Under parse_single_status why is it working intermittently? Is it a timing isssue with the cli.py or have I done something ncorrectly in my shell job class?

1 Like

Example output from get_single_status:

[svc-clingalprod@clinical-galaxy job]$ qstat -u svc-clingalprod | grep 8791197 | awk ‘{print $1,$5}’
8791197 Eqw

It looks like your submit() method is outputting the full qsub output.

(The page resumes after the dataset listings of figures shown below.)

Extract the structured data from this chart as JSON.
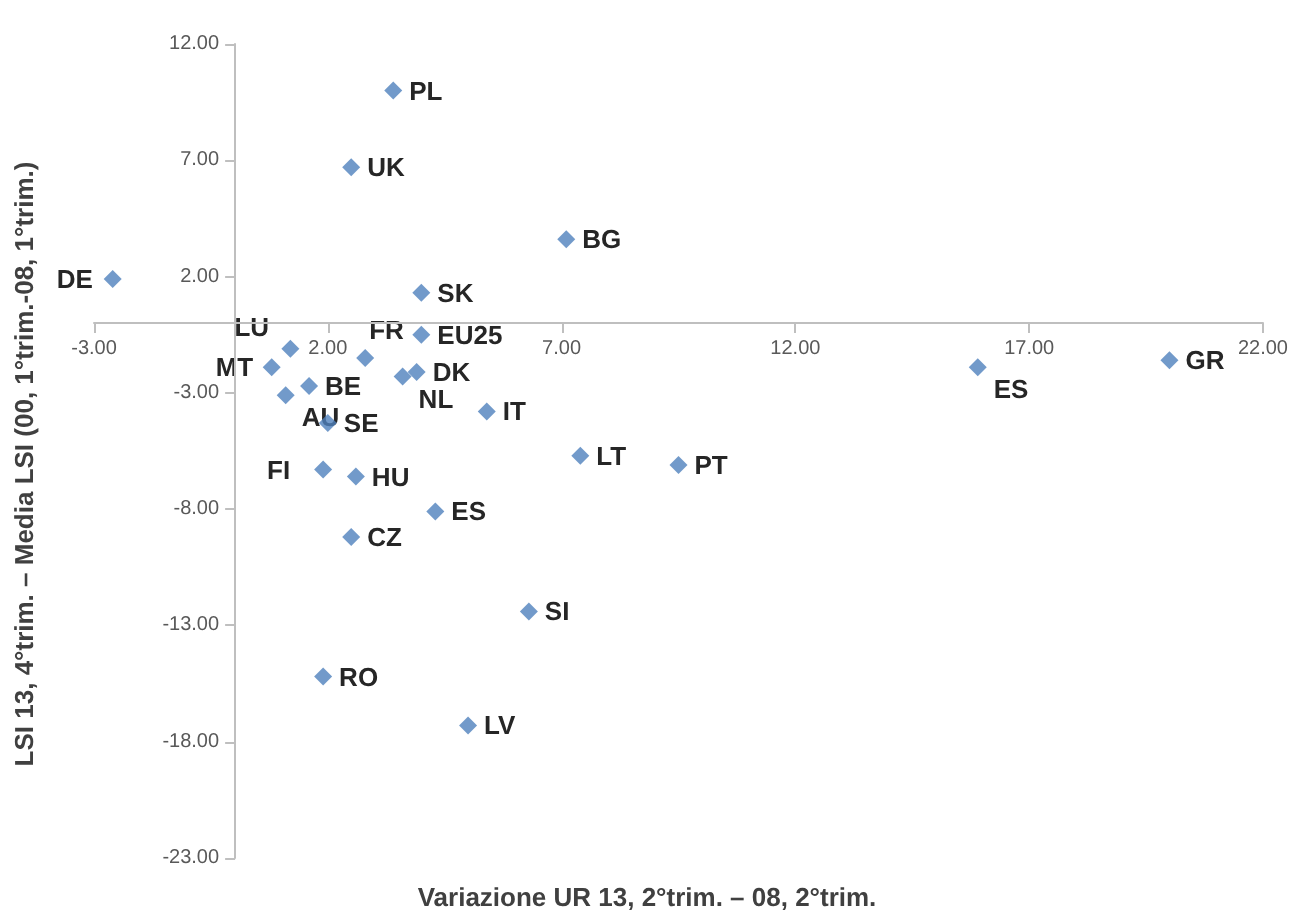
{
  "chart_data": {
    "type": "scatter",
    "xlabel": "Variazione UR 13, 2°trim. – 08, 2°trim.",
    "ylabel": "LSI 13, 4°trim. – Media LSI (00, 1°trim.-08, 1°trim.)",
    "x": [
      3.4,
      2.5,
      7.1,
      -2.6,
      4.0,
      4.0,
      1.2,
      2.8,
      0.8,
      3.9,
      3.6,
      1.6,
      1.1,
      2.0,
      5.4,
      1.9,
      2.6,
      4.3,
      2.5,
      6.3,
      1.9,
      5.0,
      7.4,
      9.5,
      15.9,
      20.0
    ],
    "series": [
      {
        "color": "#4f81bd",
        "values": [
          10.0,
          6.7,
          3.6,
          1.9,
          1.3,
          -0.5,
          -1.1,
          -1.5,
          -1.9,
          -2.1,
          -2.3,
          -2.7,
          -3.1,
          -4.3,
          -3.8,
          -6.3,
          -6.6,
          -8.1,
          -9.2,
          -12.4,
          -15.2,
          -17.3,
          -5.7,
          -6.1,
          -1.9,
          -1.6
        ]
      }
    ],
    "annotations": [
      {
        "text": "PL",
        "x": 3.4,
        "y": 10.0
      },
      {
        "text": "UK",
        "x": 2.5,
        "y": 6.7
      },
      {
        "text": "BG",
        "x": 7.1,
        "y": 3.6
      },
      {
        "text": "DE",
        "x": -2.6,
        "y": 1.9
      },
      {
        "text": "SK",
        "x": 4.0,
        "y": 1.3
      },
      {
        "text": "EU25",
        "x": 4.0,
        "y": -0.5
      },
      {
        "text": "LU",
        "x": 1.2,
        "y": -1.1
      },
      {
        "text": "FR",
        "x": 2.8,
        "y": -1.5
      },
      {
        "text": "MT",
        "x": 0.8,
        "y": -1.9
      },
      {
        "text": "DK",
        "x": 3.9,
        "y": -2.1
      },
      {
        "text": "NL",
        "x": 3.6,
        "y": -2.3
      },
      {
        "text": "BE",
        "x": 1.6,
        "y": -2.7
      },
      {
        "text": "AU",
        "x": 1.1,
        "y": -3.1
      },
      {
        "text": "SE",
        "x": 2.0,
        "y": -4.3
      },
      {
        "text": "IT",
        "x": 5.4,
        "y": -3.8
      },
      {
        "text": "FI",
        "x": 1.9,
        "y": -6.3
      },
      {
        "text": "HU",
        "x": 2.6,
        "y": -6.6
      },
      {
        "text": "ES",
        "x": 4.3,
        "y": -8.1
      },
      {
        "text": "CZ",
        "x": 2.5,
        "y": -9.2
      },
      {
        "text": "SI",
        "x": 6.3,
        "y": -12.4
      },
      {
        "text": "RO",
        "x": 1.9,
        "y": -15.2
      },
      {
        "text": "LV",
        "x": 5.0,
        "y": -17.3
      },
      {
        "text": "LT",
        "x": 7.4,
        "y": -5.7
      },
      {
        "text": "PT",
        "x": 9.5,
        "y": -6.1
      },
      {
        "text": "ES",
        "x": 15.9,
        "y": -1.9
      },
      {
        "text": "GR",
        "x": 20.0,
        "y": -1.6
      }
    ],
    "xlim": [
      -3,
      22
    ],
    "xticks": [
      {
        "value": -3,
        "label": "-3.00"
      },
      {
        "value": 2,
        "label": "2.00"
      },
      {
        "value": 7,
        "label": "7.00"
      },
      {
        "value": 12,
        "label": "12.00"
      },
      {
        "value": 17,
        "label": "17.00"
      },
      {
        "value": 22,
        "label": "22.00"
      }
    ],
    "ylim": [
      -23,
      12
    ],
    "yticks": [
      {
        "value": -23,
        "label": "-23.00"
      },
      {
        "value": -18,
        "label": "-18.00"
      },
      {
        "value": -13,
        "label": "-13.00"
      },
      {
        "value": -8,
        "label": "-8.00"
      },
      {
        "value": -3,
        "label": "-3.00"
      },
      {
        "value": 2,
        "label": "2.00"
      },
      {
        "value": 7,
        "label": "7.00"
      },
      {
        "value": 12,
        "label": "12.00"
      }
    ],
    "grid": false,
    "marker": "diamond"
  }
}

The cli runner splits stdout on whitespace and uses the last element as the job id, which in your case appears to be the word submitted:

galaxy.jobs.runners.cli INFO 2019-04-22 15:07:59,556 [p:38344,w:0,m:2] [ShellRunner.work_thread-0] (594) queued with identifier: submitted
galaxy.jobs DEBUG 2019-04-22 15:07:59,556 [p:38344,w:0,m:2] [ShellRunner.work_thread-0] (594) Persisting job destination (destination id: LocalShell)
galaxy.jobs.runners.cli DEBUG 2019-04-22 15:08:03,060 [p:38344,w:0,m:2] [ShellRunner.monitor_thread] (594/submitted) job not found in batch state check

If you update your submit() method to output just the SGE job ID that should get you past the issue you’re seeing here.

1 Like

@nate THANKS!!! qsub just needed the -terse parameter added to the submission. For what it is worth this was our best solution for getting SoGridEngine v8.1.9 working with Galaxy.

2 Likes

We’d be happy to add your gridengine CLI plugin to Galaxy if you wanted to clean it up to pass our linting standards and make a pull request for it.